The 4 Most Important New Health Insurance & Health Care Laws


Source: California Association of Underwriters (CAHU), www.cahu.org

AB 1150 (Lieu)
Insurer & HMO Health Plans Employee Performance Goals for IFP Policy Rescissions

This bill prohibits compensation of a person or entity employed by, or contracted with, a health care service plan or a disability insurer, from being based on, or related in any way to, the number of contracts, policies, or certificates for health insurance that the person or entity has caused or recommended to be rescinded, canceled, or limited, or the resulting cost savings to the health plan or insurer. It also prohibits a health care service plan and disability insurer from setting performance goals or quotas, or providing compensation to any person or entity employed by, or contracted with, the health care service plan or insurer, based on the number of persons whose health plan or insurance coverage is rescinded or any financial savings to the health care service plan or insurer associated with rescission of coverage.

AB 1203 (Salas)
Non-Contracting Hospitals Who Do Balance Billing if HMO Patients for Post-stabilization

Prohibits a non-contracting hospital from billing an enrollee of a health plan licensed under the Knox-Keene Health Care Service Plan Act of 1975 (Knox-Keene) for post-stabilization care following an emergency, unless one of the following apply: a) the hospital is unable to obtain the name and contact information of the enrollee’s health plan; or, b) if the patient (or the spouse or legal guardian) refuses to consent to transfer to a facility contracted with the health plan after stabilization.  A patient is defined as"stabilized" or that "stabilization" has occurred when, in the opinion of the treating provider, no such material deterioration of the patient’s condition is likely to result from, or occur during, the release of the patient, as provided.

Requires the following written notice to be provided to such patients:
"You have received emergency care at a hospital that is not a part of your health plan’s provider network.

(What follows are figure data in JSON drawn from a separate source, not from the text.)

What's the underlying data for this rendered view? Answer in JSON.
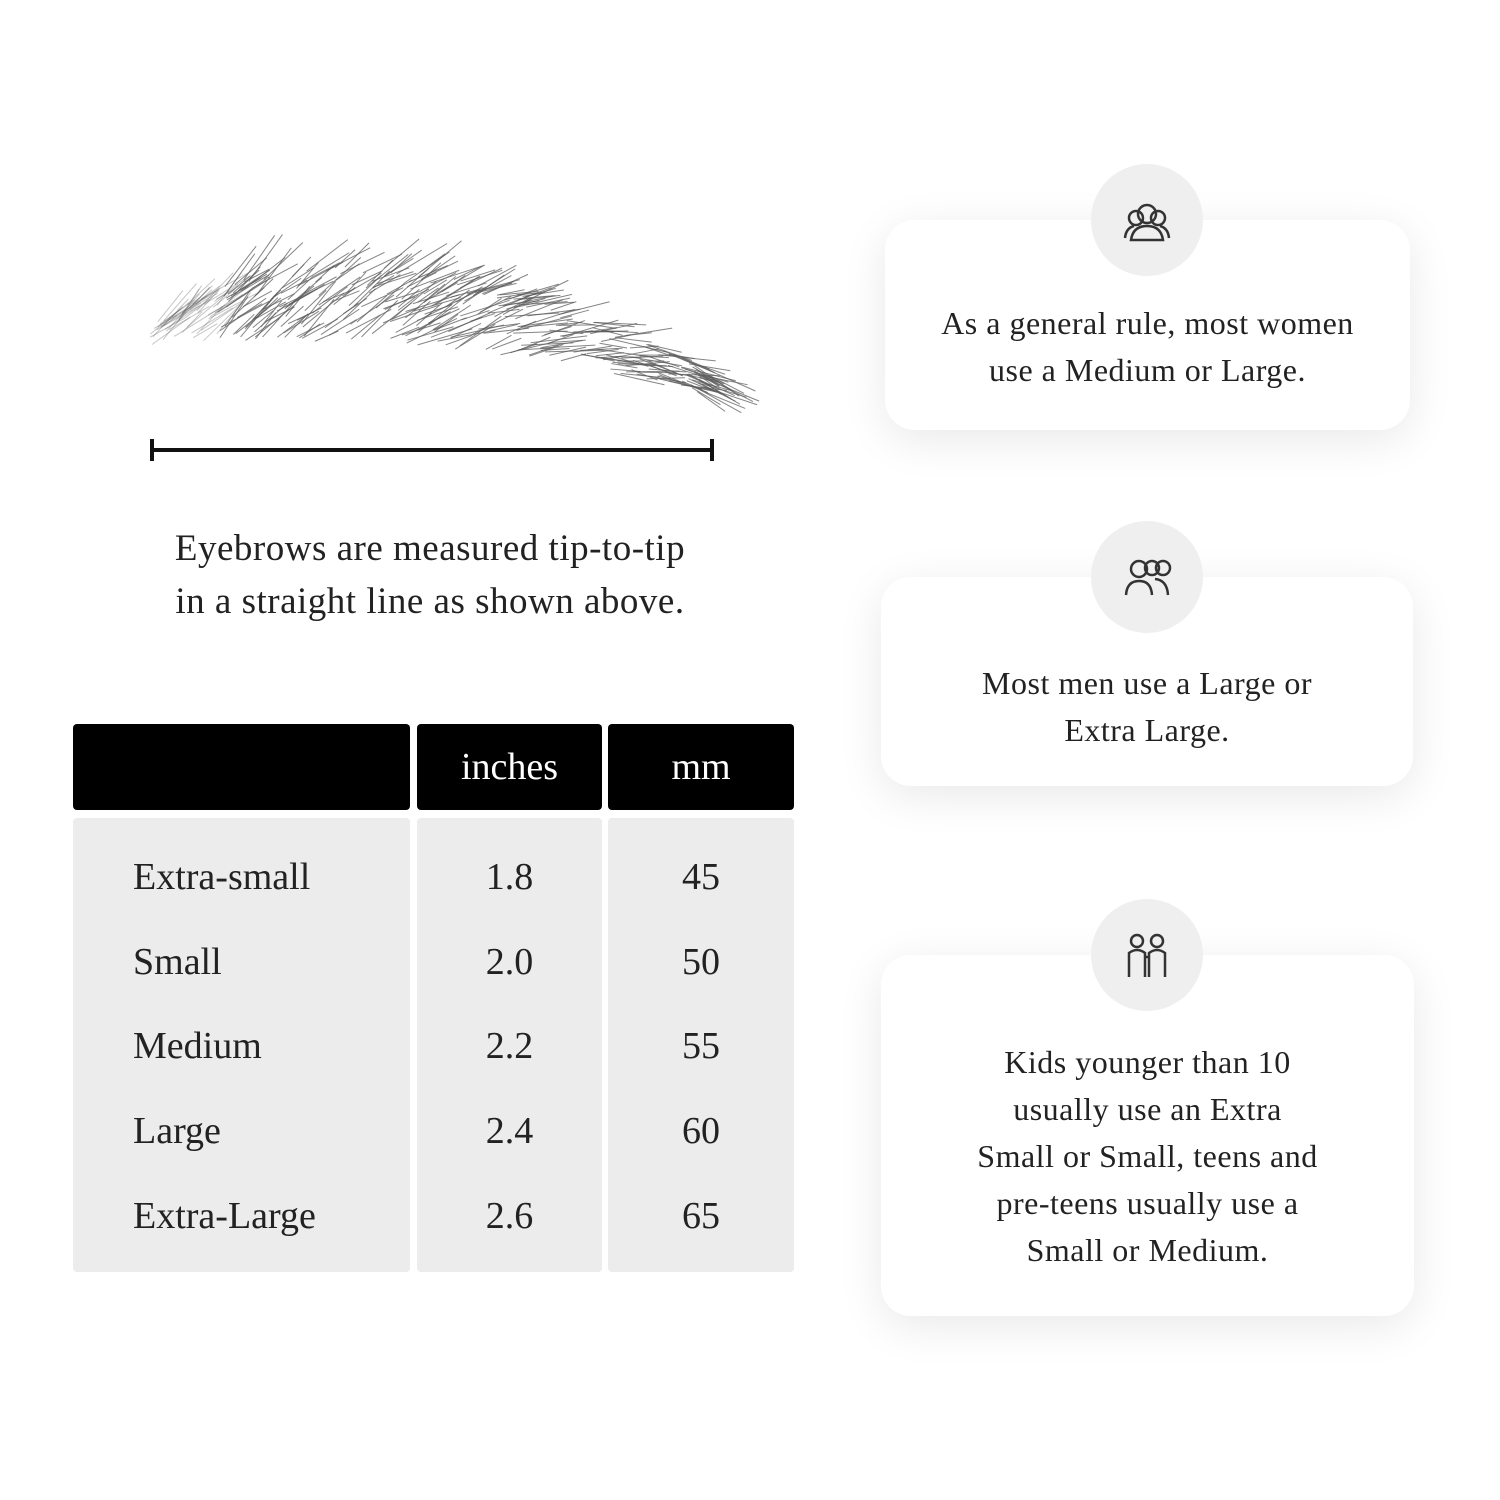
{
  "caption": {
    "lines": [
      "Eyebrows are measured tip-to-tip",
      "in a straight line as shown above."
    ]
  },
  "table": {
    "header": [
      "inches",
      "mm"
    ],
    "rows": [
      [
        "Extra-small",
        "1.8",
        "45"
      ],
      [
        "Small",
        "2.0",
        "50"
      ],
      [
        "Medium",
        "2.2",
        "55"
      ],
      [
        "Large",
        "2.4",
        "60"
      ],
      [
        "Extra-Large",
        "2.6",
        "65"
      ]
    ]
  },
  "cards": [
    {
      "lines": [
        "As a general rule, most women",
        "use a Medium or Large."
      ]
    },
    {
      "lines": [
        "Most men use a Large or",
        "Extra Large."
      ]
    },
    {
      "lines": [
        "Kids younger than 10",
        "usually use an Extra",
        "Small or Small, teens and",
        "pre-teens usually use a",
        "Small or Medium."
      ]
    }
  ]
}
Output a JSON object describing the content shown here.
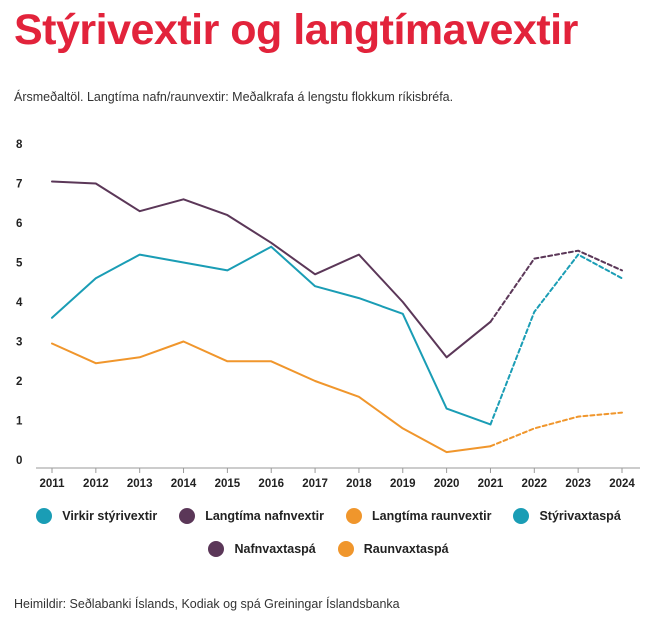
{
  "title": "Stýrivextir og langtímavextir",
  "subtitle": "Ársmeðaltöl.  Langtíma nafn/raunvextir: Meðalkrafa á lengstu flokkum ríkisbréfa.",
  "source": "Heimildir: Seðlabanki Íslands, Kodiak og spá Greiningar Íslandsbanka",
  "chart_data": {
    "type": "line",
    "title": "Stýrivextir og langtímavextir",
    "xlabel": "",
    "ylabel": "",
    "x": [
      2011,
      2012,
      2013,
      2014,
      2015,
      2016,
      2017,
      2018,
      2019,
      2020,
      2021,
      2022,
      2023,
      2024
    ],
    "ylim": [
      0,
      8
    ],
    "yticks": [
      0,
      1,
      2,
      3,
      4,
      5,
      6,
      7,
      8
    ],
    "grid": false,
    "legend_position": "bottom",
    "series": [
      {
        "name": "Virkir stýrivextir",
        "color": "#1a9db5",
        "style": "solid",
        "x": [
          2011,
          2012,
          2013,
          2014,
          2015,
          2016,
          2017,
          2018,
          2019,
          2020,
          2021
        ],
        "values": [
          3.6,
          4.6,
          5.2,
          5.0,
          4.8,
          5.4,
          4.4,
          4.1,
          3.7,
          1.3,
          0.9
        ]
      },
      {
        "name": "Langtíma nafnvextir",
        "color": "#5b3758",
        "style": "solid",
        "x": [
          2011,
          2012,
          2013,
          2014,
          2015,
          2016,
          2017,
          2018,
          2019,
          2020,
          2021
        ],
        "values": [
          7.05,
          7.0,
          6.3,
          6.6,
          6.2,
          5.5,
          4.7,
          5.2,
          4.0,
          2.6,
          3.5
        ]
      },
      {
        "name": "Langtíma raunvextir",
        "color": "#f0962c",
        "style": "solid",
        "x": [
          2011,
          2012,
          2013,
          2014,
          2015,
          2016,
          2017,
          2018,
          2019,
          2020,
          2021
        ],
        "values": [
          2.95,
          2.45,
          2.6,
          3.0,
          2.5,
          2.5,
          2.0,
          1.6,
          0.8,
          0.2,
          0.35
        ]
      },
      {
        "name": "Stýrivaxtaspá",
        "color": "#1a9db5",
        "style": "dashed",
        "x": [
          2021,
          2022,
          2023,
          2024
        ],
        "values": [
          0.9,
          3.75,
          5.2,
          4.6
        ]
      },
      {
        "name": "Nafnvaxtaspá",
        "color": "#5b3758",
        "style": "dashed",
        "x": [
          2021,
          2022,
          2023,
          2024
        ],
        "values": [
          3.5,
          5.1,
          5.3,
          4.8
        ]
      },
      {
        "name": "Raunvaxtaspá",
        "color": "#f0962c",
        "style": "dashed",
        "x": [
          2021,
          2022,
          2023,
          2024
        ],
        "values": [
          0.35,
          0.8,
          1.1,
          1.2
        ]
      }
    ]
  },
  "legend": {
    "row1": [
      {
        "label": "Virkir stýrivextir",
        "color": "#1a9db5"
      },
      {
        "label": "Langtíma nafnvextir",
        "color": "#5b3758"
      },
      {
        "label": "Langtíma raunvextir",
        "color": "#f0962c"
      },
      {
        "label": "Stýrivaxtaspá",
        "color": "#1a9db5"
      }
    ],
    "row2": [
      {
        "label": "Nafnvaxtaspá",
        "color": "#5b3758"
      },
      {
        "label": "Raunvaxtaspá",
        "color": "#f0962c"
      }
    ]
  }
}
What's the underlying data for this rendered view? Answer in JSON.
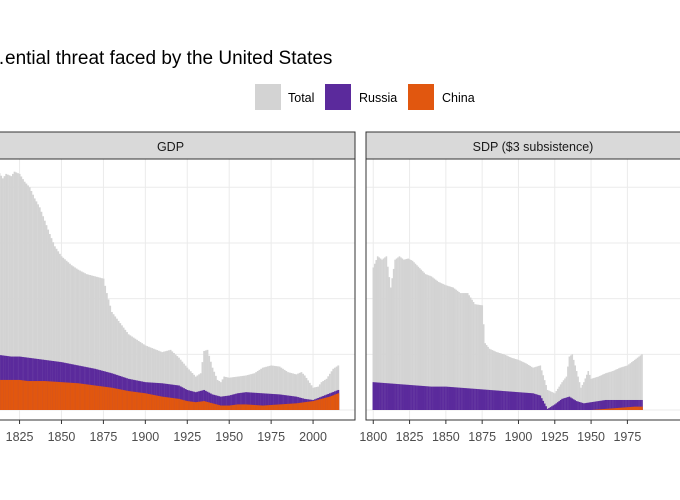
{
  "title": "…ential threat faced by the United States",
  "legend": [
    {
      "label": "Total",
      "color": "#d3d3d3"
    },
    {
      "label": "Russia",
      "color": "#5b2a9c"
    },
    {
      "label": "China",
      "color": "#e1570f"
    }
  ],
  "chart_data": [
    {
      "type": "area",
      "panel_title": "GDP",
      "x_ticks": [
        1825,
        1850,
        1875,
        1900,
        1925,
        1950,
        1975,
        2000
      ],
      "xlim": [
        1805,
        2025
      ],
      "ylim": [
        0,
        2.2
      ],
      "y_gridlines": [
        0,
        0.5,
        1.0,
        1.5,
        2.0
      ],
      "grid": true,
      "series": [
        {
          "name": "Total",
          "color": "#d3d3d3",
          "x": [
            1805,
            1808,
            1811,
            1812,
            1815,
            1817,
            1820,
            1822,
            1825,
            1828,
            1831,
            1834,
            1837,
            1840,
            1843,
            1846,
            1850,
            1853,
            1856,
            1860,
            1865,
            1870,
            1875,
            1877,
            1880,
            1885,
            1890,
            1895,
            1900,
            1905,
            1910,
            1915,
            1920,
            1925,
            1930,
            1933,
            1935,
            1937,
            1940,
            1943,
            1945,
            1947,
            1950,
            1955,
            1960,
            1965,
            1970,
            1975,
            1980,
            1985,
            1990,
            1993,
            1995,
            2000,
            2003,
            2005,
            2008,
            2012,
            2015
          ],
          "y": [
            2.25,
            2.1,
            1.9,
            2.15,
            2.08,
            2.12,
            2.1,
            2.14,
            2.12,
            2.05,
            2.0,
            1.9,
            1.82,
            1.7,
            1.58,
            1.47,
            1.38,
            1.34,
            1.3,
            1.26,
            1.22,
            1.2,
            1.18,
            1.05,
            0.88,
            0.78,
            0.68,
            0.63,
            0.58,
            0.55,
            0.52,
            0.54,
            0.47,
            0.38,
            0.3,
            0.33,
            0.53,
            0.54,
            0.38,
            0.27,
            0.25,
            0.3,
            0.29,
            0.3,
            0.31,
            0.33,
            0.38,
            0.4,
            0.39,
            0.34,
            0.32,
            0.34,
            0.31,
            0.2,
            0.21,
            0.25,
            0.28,
            0.37,
            0.4
          ]
        },
        {
          "name": "Russia",
          "color": "#5b2a9c",
          "x": [
            1805,
            1810,
            1815,
            1820,
            1825,
            1830,
            1840,
            1850,
            1860,
            1870,
            1880,
            1890,
            1900,
            1910,
            1920,
            1925,
            1930,
            1935,
            1940,
            1945,
            1950,
            1955,
            1960,
            1970,
            1980,
            1990,
            1995,
            2000,
            2005,
            2010,
            2015
          ],
          "y": [
            0.5,
            0.5,
            0.49,
            0.48,
            0.48,
            0.47,
            0.45,
            0.43,
            0.4,
            0.37,
            0.33,
            0.28,
            0.25,
            0.24,
            0.22,
            0.18,
            0.16,
            0.18,
            0.14,
            0.12,
            0.13,
            0.15,
            0.16,
            0.15,
            0.14,
            0.12,
            0.1,
            0.09,
            0.12,
            0.15,
            0.18
          ]
        },
        {
          "name": "China",
          "color": "#e1570f",
          "x": [
            1805,
            1810,
            1815,
            1820,
            1825,
            1830,
            1840,
            1850,
            1860,
            1870,
            1880,
            1890,
            1900,
            1910,
            1920,
            1925,
            1930,
            1935,
            1940,
            1945,
            1950,
            1955,
            1960,
            1970,
            1980,
            1990,
            1995,
            2000,
            2005,
            2010,
            2015
          ],
          "y": [
            0.27,
            0.27,
            0.27,
            0.27,
            0.27,
            0.26,
            0.26,
            0.25,
            0.24,
            0.22,
            0.2,
            0.17,
            0.15,
            0.12,
            0.1,
            0.08,
            0.07,
            0.08,
            0.06,
            0.04,
            0.04,
            0.05,
            0.05,
            0.04,
            0.05,
            0.06,
            0.07,
            0.08,
            0.1,
            0.12,
            0.15
          ]
        }
      ]
    },
    {
      "type": "area",
      "panel_title": "SDP ($3 subsistence)",
      "x_ticks": [
        1800,
        1825,
        1850,
        1875,
        1900,
        1925,
        1950,
        1975
      ],
      "xlim": [
        1795,
        2025
      ],
      "ylim": [
        0,
        2.2
      ],
      "y_gridlines": [
        0,
        0.5,
        1.0,
        1.5,
        2.0
      ],
      "grid": true,
      "series": [
        {
          "name": "Total",
          "color": "#d3d3d3",
          "x": [
            1800,
            1803,
            1806,
            1809,
            1812,
            1815,
            1818,
            1821,
            1824,
            1827,
            1830,
            1833,
            1836,
            1840,
            1845,
            1850,
            1855,
            1860,
            1865,
            1870,
            1875,
            1877,
            1880,
            1885,
            1890,
            1895,
            1900,
            1905,
            1910,
            1915,
            1920,
            1925,
            1930,
            1933,
            1935,
            1937,
            1940,
            1943,
            1945,
            1948,
            1950,
            1955,
            1960,
            1965,
            1970,
            1975,
            1980,
            1985
          ],
          "y": [
            1.28,
            1.38,
            1.35,
            1.38,
            1.1,
            1.35,
            1.38,
            1.35,
            1.36,
            1.34,
            1.3,
            1.26,
            1.22,
            1.2,
            1.15,
            1.12,
            1.1,
            1.05,
            1.05,
            0.95,
            0.94,
            0.6,
            0.55,
            0.52,
            0.5,
            0.47,
            0.45,
            0.42,
            0.38,
            0.4,
            0.18,
            0.15,
            0.25,
            0.3,
            0.48,
            0.5,
            0.35,
            0.2,
            0.25,
            0.35,
            0.28,
            0.3,
            0.33,
            0.35,
            0.38,
            0.4,
            0.45,
            0.5
          ]
        },
        {
          "name": "Russia",
          "color": "#5b2a9c",
          "x": [
            1800,
            1810,
            1820,
            1830,
            1840,
            1850,
            1860,
            1870,
            1880,
            1890,
            1900,
            1910,
            1915,
            1920,
            1925,
            1930,
            1935,
            1940,
            1945,
            1950,
            1955,
            1960,
            1970,
            1980,
            1985
          ],
          "y": [
            0.25,
            0.24,
            0.23,
            0.22,
            0.21,
            0.21,
            0.2,
            0.19,
            0.18,
            0.17,
            0.16,
            0.15,
            0.13,
            0.01,
            0.05,
            0.1,
            0.12,
            0.08,
            0.06,
            0.07,
            0.08,
            0.09,
            0.09,
            0.09,
            0.09
          ]
        },
        {
          "name": "China",
          "color": "#e1570f",
          "x": [
            1800,
            1850,
            1900,
            1950,
            1960,
            1970,
            1980,
            1985
          ],
          "y": [
            0,
            0,
            0,
            0,
            0.01,
            0.02,
            0.03,
            0.03
          ]
        }
      ]
    }
  ]
}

Under state law, emergency care must be paid by your health plan no matter where you get that care. The doctor who is caring for you has decided that you may be safely moved to another hospital for the additional care you need. Because you no longer need emergency care, your health plan has not authorized further care at this hospital. Your health plan has arranged for you to be moved to a hospital that is in your health plan’s provider network.  If you agree to be moved, your health plan will pay for your care at that hospital. You will only have to pay for your deductible, copayments, or coinsurance for care. You will not have to pay for your deductible, copayments, or coinsurance for transportation costs to another hospital that is covered by your health plan. IF YOU CHOOSE TO STAY AT THIS HOSPITAL FOR YOUR ADDITIONAL CARE, YOU WILL HAVE TO PAY THE FULL COST OF CARE NOW THAT YOU NO LONGER NEED EMERGENCY CARE. This cost may include the cost of the doctor or doctors, the hospital, and any laboratory, radiology, or other services that you receive."

According to the author, recently, there has been a growing trend whereby hospitals are acquired and subsequently cancel all existing contracts of the previous ownership, including health plan contracts. In the absence of a contract, a hospital is able to charge higher rates. The author points to several instances where the hospitals have made no contact with the patient’s health plan and insurer. The author indicates that this often means that the hospital bills charged to patients and their health plans are much higher and than previously contracted rates before the change in ownership. According to the author, this practice leads to "balance billing" which is when non-contracting providers bill patients for the difference between the provider’s billed charges and the amount that a health plan actually pays to the provider.

AB 1894 (Krekorian)
Mandate for HIV Testing Benefits

This bill requires, on or after January 1, 2009, every health plan and every insurer that issues, amends, or renews an individual or group policy of health insurance, which covers hospital, medical, or surgery expenses, to provide coverage for human immunodeficiency virus (HIV) testing, regardless of whether the testing is related to a primary diagnosis. It also specifies, in the case of health insurers, that it is within the sole discretion of the insurer as to the provider of the test with which it chooses to contract; and that reimbursement is to be provided according to the principles and policies of the insurer.

SB 1168 (Runner)
One-Year Continuation of Student Dependent Coverage for Medically Necessary Reasons

This bill provides that a health plan or insurer who provides coverage for a dependent child who is over 18 years of age but younger than the limiting age and enrolled at a postsecondary educational institution may not terminate that coverage if the child takes a medically necessary leave of absence from school. This bill limits this coverage to a period of the lesser of 12 months or the termination date of the policy from when the leave of absence begins.

The Association of California Life and Health Insurance Companies (ACLHIC) supports the bill because it allows a student suffering from a treatable medical condition that renders him/her unable to continue as a full-time student to continue on their parents’ health insurance coverage for up to one year while they are being treated for their medical condition and not able to sustain full-time student status.